As I eat my farm-fresh vegetables, it feels weird to think that my previously absent-minded consumption of food flowing along complex supply chains was an economic driver. A hundred thousand stale scones and standardized lattes kept people afloat in an unbalanced, unjust economy. That economy still churns, and unseen workers have been made more visible by their very vulnerability to Covid-19. That economy still violently exists in parallel to the one that I have joined for the moment — this one is more local, imperfectly abundant, not quite just, but closer to ….something. I’m not sure what is possible. I want a different world, but I’m not sure I want a perfectly local one.

Because: I deeply miss the overpriced crap cheese pizza I would eat every time at the Oakland airport before boarding a flight to Spain.

Before.

One night, three days after visiting the cooperative farm, in late January, in Barcelona, I found an Indian hole-in-the-wall, and I asked for actual spicy food. You’re not Spanish, said the Bulgarian bartender. I’m not, I laughed. The Spanish do not tolerate spice, she said. She called over the chef. He was from north-central India, so I recalled a few phrases in Hindi, from my time studying art in Jaipur. He grinned, promised me spicy food, and a Kingfisher. The bartender and I kept talking. Have you heard, she asked. Kobe Bryant died in a plane crash and there is a new virus in China. It’s so unsettling. The news is bad. Who knows what will happen, I agreed. A French women in hipster glasses and a hippie-elegant skirt arrived to pick-up her usual order, and a young Indian couple with vibrant jewelry sat down, chatting in Hindi. My spicy food arrived. I ate, surrounded by familiar faces from all over the world.

Next.

I don’t have a story with an ending, yet. I’ll eat peaches tomorrow. I added blueberries to my farm box for Friday. I’ll talk with friends on four continents, in three languages, and we will dream of what we can create. A healthy garden needs many different flowers, birds, sun, rain and fruit.

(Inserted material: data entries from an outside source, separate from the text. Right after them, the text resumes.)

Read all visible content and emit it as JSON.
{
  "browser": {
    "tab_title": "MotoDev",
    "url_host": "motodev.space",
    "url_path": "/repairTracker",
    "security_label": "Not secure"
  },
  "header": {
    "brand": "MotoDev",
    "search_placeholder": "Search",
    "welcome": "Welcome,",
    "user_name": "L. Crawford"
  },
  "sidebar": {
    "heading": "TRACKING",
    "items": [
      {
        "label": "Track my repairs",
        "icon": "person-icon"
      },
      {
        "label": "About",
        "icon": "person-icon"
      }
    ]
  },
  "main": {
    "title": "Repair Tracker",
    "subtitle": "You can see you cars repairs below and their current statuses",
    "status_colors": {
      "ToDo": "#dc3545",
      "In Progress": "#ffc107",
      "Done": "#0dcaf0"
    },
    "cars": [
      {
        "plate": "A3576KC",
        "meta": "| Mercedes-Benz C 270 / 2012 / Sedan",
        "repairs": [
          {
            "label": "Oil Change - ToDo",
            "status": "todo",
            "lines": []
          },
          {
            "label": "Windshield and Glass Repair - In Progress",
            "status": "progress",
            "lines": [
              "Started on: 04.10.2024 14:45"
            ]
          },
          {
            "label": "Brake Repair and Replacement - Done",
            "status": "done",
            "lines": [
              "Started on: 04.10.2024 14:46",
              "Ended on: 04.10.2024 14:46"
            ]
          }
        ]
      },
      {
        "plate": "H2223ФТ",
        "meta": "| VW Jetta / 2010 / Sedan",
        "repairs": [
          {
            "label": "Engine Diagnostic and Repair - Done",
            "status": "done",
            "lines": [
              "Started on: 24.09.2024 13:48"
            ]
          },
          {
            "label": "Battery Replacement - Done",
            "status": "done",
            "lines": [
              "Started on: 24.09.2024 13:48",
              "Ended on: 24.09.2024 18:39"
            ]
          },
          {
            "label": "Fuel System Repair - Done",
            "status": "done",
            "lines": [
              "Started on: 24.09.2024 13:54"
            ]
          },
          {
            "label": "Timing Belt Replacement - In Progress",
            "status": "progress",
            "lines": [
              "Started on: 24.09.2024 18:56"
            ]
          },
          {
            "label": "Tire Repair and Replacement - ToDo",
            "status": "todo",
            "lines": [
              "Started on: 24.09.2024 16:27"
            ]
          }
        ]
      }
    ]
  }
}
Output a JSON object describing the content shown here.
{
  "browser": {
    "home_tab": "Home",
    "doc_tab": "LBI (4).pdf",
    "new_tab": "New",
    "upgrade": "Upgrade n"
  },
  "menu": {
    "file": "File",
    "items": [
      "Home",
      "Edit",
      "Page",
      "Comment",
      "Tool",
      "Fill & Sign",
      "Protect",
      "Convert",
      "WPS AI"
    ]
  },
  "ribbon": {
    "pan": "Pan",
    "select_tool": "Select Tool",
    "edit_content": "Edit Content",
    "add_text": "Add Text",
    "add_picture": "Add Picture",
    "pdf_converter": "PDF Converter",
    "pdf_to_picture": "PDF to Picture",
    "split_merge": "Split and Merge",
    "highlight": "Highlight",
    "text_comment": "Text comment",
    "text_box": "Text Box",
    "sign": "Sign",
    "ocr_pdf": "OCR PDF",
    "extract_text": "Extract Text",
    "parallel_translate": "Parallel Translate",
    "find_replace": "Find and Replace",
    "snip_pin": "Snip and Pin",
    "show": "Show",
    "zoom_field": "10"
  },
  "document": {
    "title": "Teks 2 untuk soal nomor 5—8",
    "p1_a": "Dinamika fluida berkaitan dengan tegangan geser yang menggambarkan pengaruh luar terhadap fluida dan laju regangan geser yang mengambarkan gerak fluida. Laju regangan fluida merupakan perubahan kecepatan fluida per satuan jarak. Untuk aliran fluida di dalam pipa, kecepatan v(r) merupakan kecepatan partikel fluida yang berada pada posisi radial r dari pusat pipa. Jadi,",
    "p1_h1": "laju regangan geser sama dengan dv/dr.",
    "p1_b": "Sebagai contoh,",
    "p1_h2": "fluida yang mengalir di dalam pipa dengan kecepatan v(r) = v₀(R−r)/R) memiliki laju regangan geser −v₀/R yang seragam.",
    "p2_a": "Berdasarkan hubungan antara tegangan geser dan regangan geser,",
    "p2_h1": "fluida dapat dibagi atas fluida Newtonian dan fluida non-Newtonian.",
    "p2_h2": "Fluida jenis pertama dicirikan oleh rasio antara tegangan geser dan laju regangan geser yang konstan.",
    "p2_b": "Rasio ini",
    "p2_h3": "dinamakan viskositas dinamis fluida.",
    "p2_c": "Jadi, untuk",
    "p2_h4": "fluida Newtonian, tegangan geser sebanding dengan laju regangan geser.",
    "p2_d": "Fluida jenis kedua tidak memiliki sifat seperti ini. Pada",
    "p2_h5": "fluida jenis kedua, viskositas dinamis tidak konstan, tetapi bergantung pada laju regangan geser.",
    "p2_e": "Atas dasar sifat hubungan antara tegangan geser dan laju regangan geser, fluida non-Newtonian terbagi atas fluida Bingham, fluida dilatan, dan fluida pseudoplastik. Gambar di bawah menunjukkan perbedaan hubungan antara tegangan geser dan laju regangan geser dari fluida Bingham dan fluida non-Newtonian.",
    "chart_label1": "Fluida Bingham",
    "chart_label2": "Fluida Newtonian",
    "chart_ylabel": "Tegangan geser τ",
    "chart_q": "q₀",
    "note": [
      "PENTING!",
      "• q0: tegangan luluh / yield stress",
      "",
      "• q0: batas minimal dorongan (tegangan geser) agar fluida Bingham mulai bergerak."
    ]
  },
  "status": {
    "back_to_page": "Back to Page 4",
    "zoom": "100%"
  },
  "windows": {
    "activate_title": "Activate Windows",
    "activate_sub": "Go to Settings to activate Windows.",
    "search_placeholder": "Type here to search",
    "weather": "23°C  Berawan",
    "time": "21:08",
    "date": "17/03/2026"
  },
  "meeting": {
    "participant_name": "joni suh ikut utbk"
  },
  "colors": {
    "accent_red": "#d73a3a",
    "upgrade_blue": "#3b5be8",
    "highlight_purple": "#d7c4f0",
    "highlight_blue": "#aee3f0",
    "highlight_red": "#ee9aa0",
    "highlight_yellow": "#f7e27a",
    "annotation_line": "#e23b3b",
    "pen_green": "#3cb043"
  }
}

I tend to grow vines, climb trees and find rivers to explore. The house I am staying in this summer will not be the house I stay in this fall, but it may be one that I return to.

My dad mailed me 4 o’clock seeds to plant here. He pointed out that they will flower long after I am gone.

Some roots aren’t in the ground. Some flowers take time to grow. Sometimes I feel more like the bird that flies to different places, carrying seeds with the breeze and clouds and the songs.